A Secretaria Municipal de Saúde de Campo Grande (SESAU) vive um dilema que parece ser apenas o começo de trocas confusas no alto comando.
Circula nos meios de imprensa e nos bastidores da política da capital sul-mato-grossense que o atual secretário de Saúde, José Mauro Filho, deve deixar o comando da pasta devido a inúmeras reclamações de gestão, principalmente pelo caos nos postos de saúde. Mas as notícias não incluem a precariedade das UPAs.
Apesar de ter visivelmente inúmeros erros de gestão na Saúde da Capital, os indicadores, segundo o atual secretário José Mauro, são bons e podem ser melhorados.
Porém, dois vereadores médicos estariam medindo esforços para “tomar” a principal secretaria do momento de Campo Grande, a da Saúde. Um deles é o vereador médico Victor Rocha, conhecido popularmente por sua ligação ao ex-prefeito Alcides Bernal no ano de 2015. Victor chegou inclusive a ser nomeado como secretário Adjunto de Saúde na gestão do administrador Ivandro Fonseca que acabou assumindo a pasta logo que Bernal derrotou o mega time político de Edson Giroto e André Puccinelli.
Há quem diga que os “fãs políticos” do médico e vereador Victor Rocha passaram o dia de ontem pedindo apoio formal para que ele assumisse ainda esta semana a Secretaria Municipal de Saúde. A pressão foi grande em cima dos sindicatos, conselhos e demais entidades de classe, mas somente dois sindicatos concordaram, o representante dos odontologistas-dentistas e dos médicos.
O DiárioCG não tem conhecimento de que algum conselho de classe ou os demais 12 sindicatos dos trabalhadores das áreas da saúde tenham assinado algum tipo de documento chancelando a indicação de Victor para a pasta. Ele foi secretário Adjunto de Saúde na gestão do prefeito Alcides Bernal e do vice-prefeito e pastor, Gilmar Olarte.
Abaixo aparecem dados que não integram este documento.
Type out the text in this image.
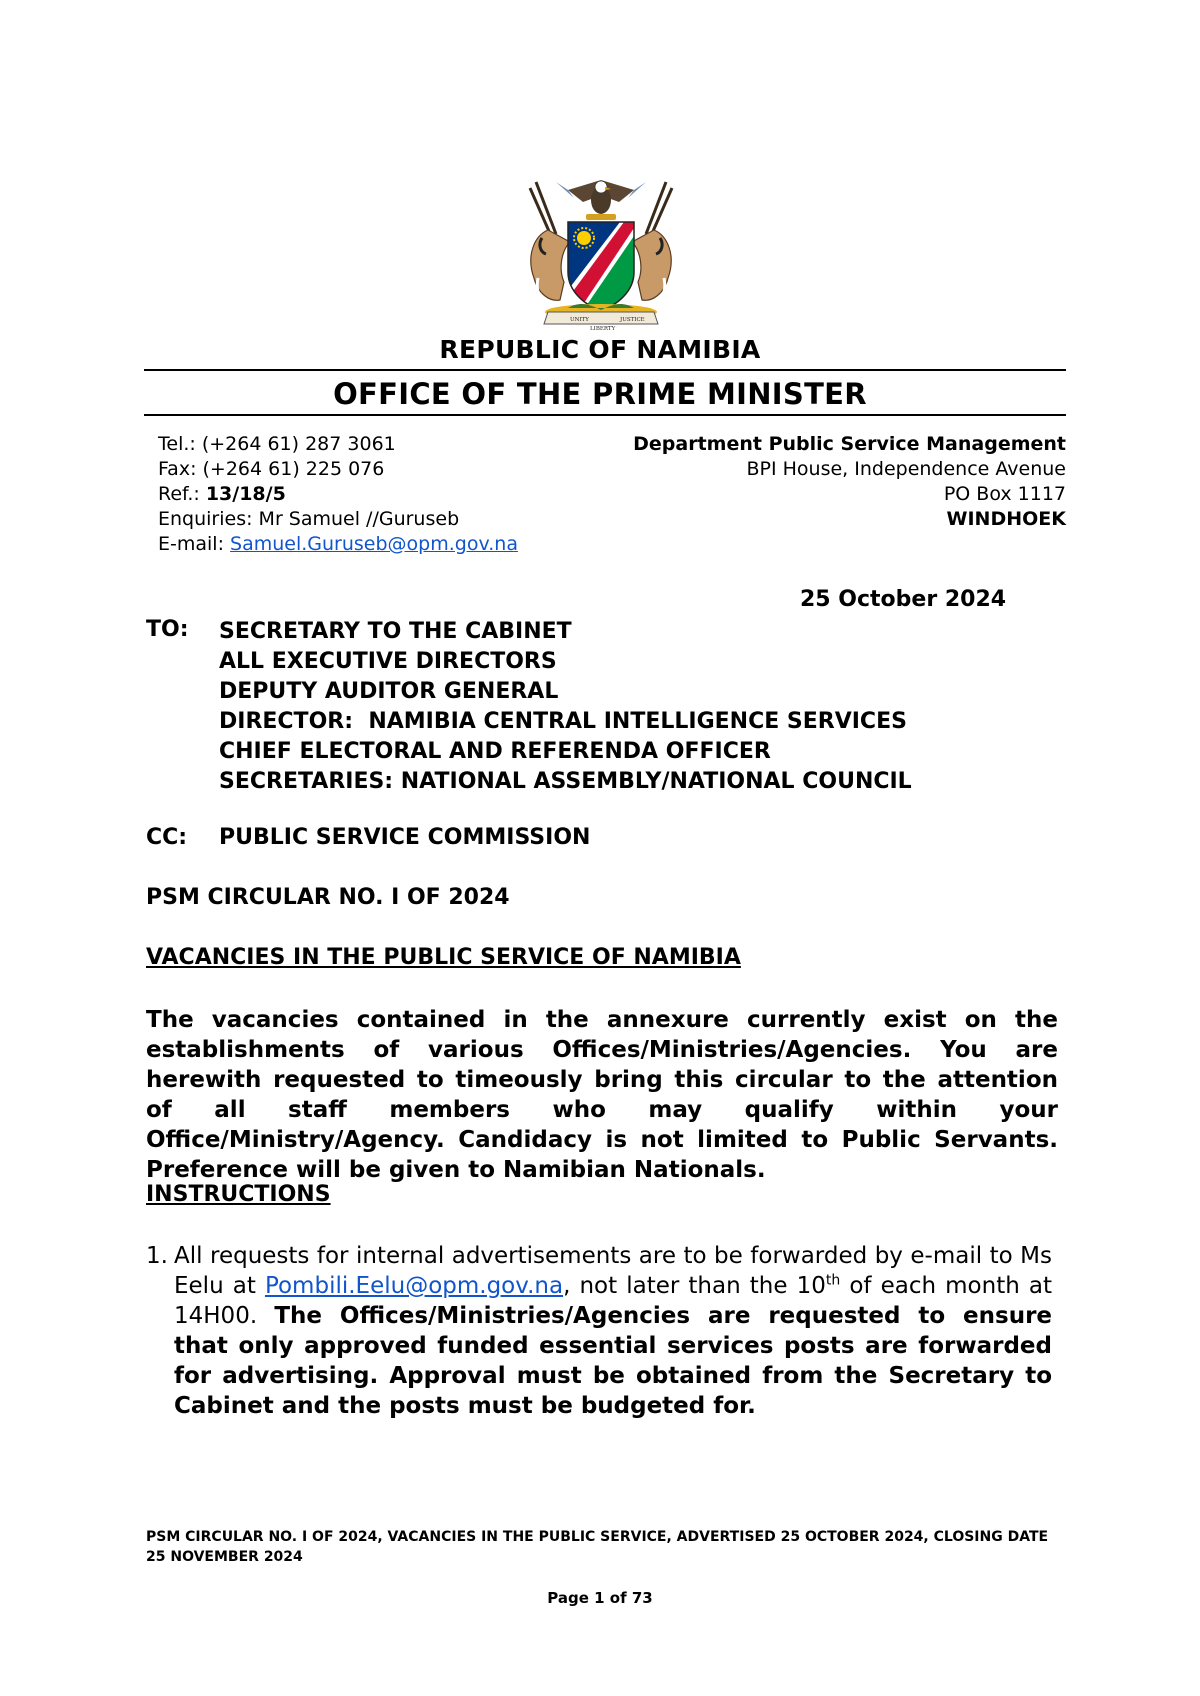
UNITY
LIBERTY
JUSTICE
REPUBLIC OF NAMIBIA
OFFICE OF THE PRIME MINISTER
Tel.: (+264 61) 287 3061
Fax: (+264 61) 225 076
Ref.: 13/18/5
Enquiries: Mr Samuel //Guruseb
E-mail: Samuel.Guruseb@opm.gov.na
Department Public Service Management
BPI House, Independence Avenue
PO Box 1117
WINDHOEK
25 October 2024
TO: SECRETARY TO THE CABINET
ALL EXECUTIVE DIRECTORS
DEPUTY AUDITOR GENERAL
DIRECTOR:  NAMIBIA CENTRAL INTELLIGENCE SERVICES
CHIEF ELECTORAL AND REFERENDA OFFICER
SECRETARIES: NATIONAL ASSEMBLY/NATIONAL COUNCIL
CC: PUBLIC SERVICE COMMISSION
PSM CIRCULAR NO. I OF 2024
VACANCIES IN THE PUBLIC SERVICE OF NAMIBIA
The vacancies contained in the annexure currently exist on the establishments of various Offices/Ministries/Agencies. You are herewith requested to timeously bring this circular to the attention of all staff members who may qualify within your Office/Ministry/Agency. Candidacy is not limited to Public Servants. Preference will be given to Namibian Nationals.
INSTRUCTIONS
1. All requests for internal advertisements are to be forwarded by e-mail to Ms Eelu at Pombili.Eelu@opm.gov.na, not later than the 10th of each month at 14H00. The Offices/Ministries/Agencies are requested to ensure that only approved funded essential services posts are forwarded for advertising. Approval must be obtained from the Secretary to Cabinet and the posts must be budgeted for.
PSM CIRCULAR NO. I OF 2024, VACANCIES IN THE PUBLIC SERVICE, ADVERTISED 25 OCTOBER 2024, CLOSING DATE 25 NOVEMBER 2024
Page 1 of 73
Informação levantada pelo DiárioCG é de que os vereadores querem pressionar a prefeita Adriane Lopes para “nomear a qualquer custo” a indicação do legislativo e assim acabar com a pressão política e, indiretamente, contribuir com a gestão que passa por diversas crises no parlamento, principalmente com as declarações do vereador Marcos Tabosa, que é liderança sindical dos servidores municipais.
Já o médico Sandro Benites, outro que pode estar costurando para assumir o cargo se secretário, encontra dificuldades, principalmente porque é um apaixonado politicamente pelo presidente Jair Bolsonaro e o momento não favorece.

“Se a prefeita Adriane Lopes nomear o Sandro agora, estará concordando com a campanha de Bolsonaro no segundo turno e automaticamente seu voto ao Capitão Contar. Ou seja, é muito além de uma nomeação. É algo estranho ela ter que se encurvar politicamente para a Câmara de Vereadores neste momento e pedir benção ao legislativo”, disse uma fonte da Saúde ao comentar a situação.
Sandro Benites é médico e foi um dos maiores defensores do Kit-Covid em Mato Grosso do Sul. Ele pegou a mesma linha de trabalho do presidente Bolsonaro e seguiu seu expediente 24 horas por dia nesta demanda, provocando debates acalorados nas redes sociais e no dia a dia das famílias.

Nos bastidores dos servidores da Saúde, as duas indicações parecem não agradar muito. Além dos odontologistas e médicos, as demais classes de profissionais da Saúde estão se perguntando nos bastidores: porque o secretário de Saúde precisa ser necessariamente um médico? Será que não pode ser um enfermeiro? Um farmacêutico, um psicólogo ou um fisioterapeuta?
São respostas que só competem a prefeita Adriane Lopes que vive uma gestão conturbada no momento, mas que está garantindo o equilíbrio político e econômico até o momento, mas com olho na sucessão presidencial.
Na última campanha, a prefeita fez mobilização para reeleger seu esposo, o deputado estadual Lídio Lopes, forte aliado do prefeito Marquinhos Trad e da médica Viviane Orro, ambos derrotados nas urnas. A prefeita tem a oportunidade de iniciar sua gestão independente, mas sem pressão dos vereadores.
O DiárioCG segue acompanhando os bastidores da política.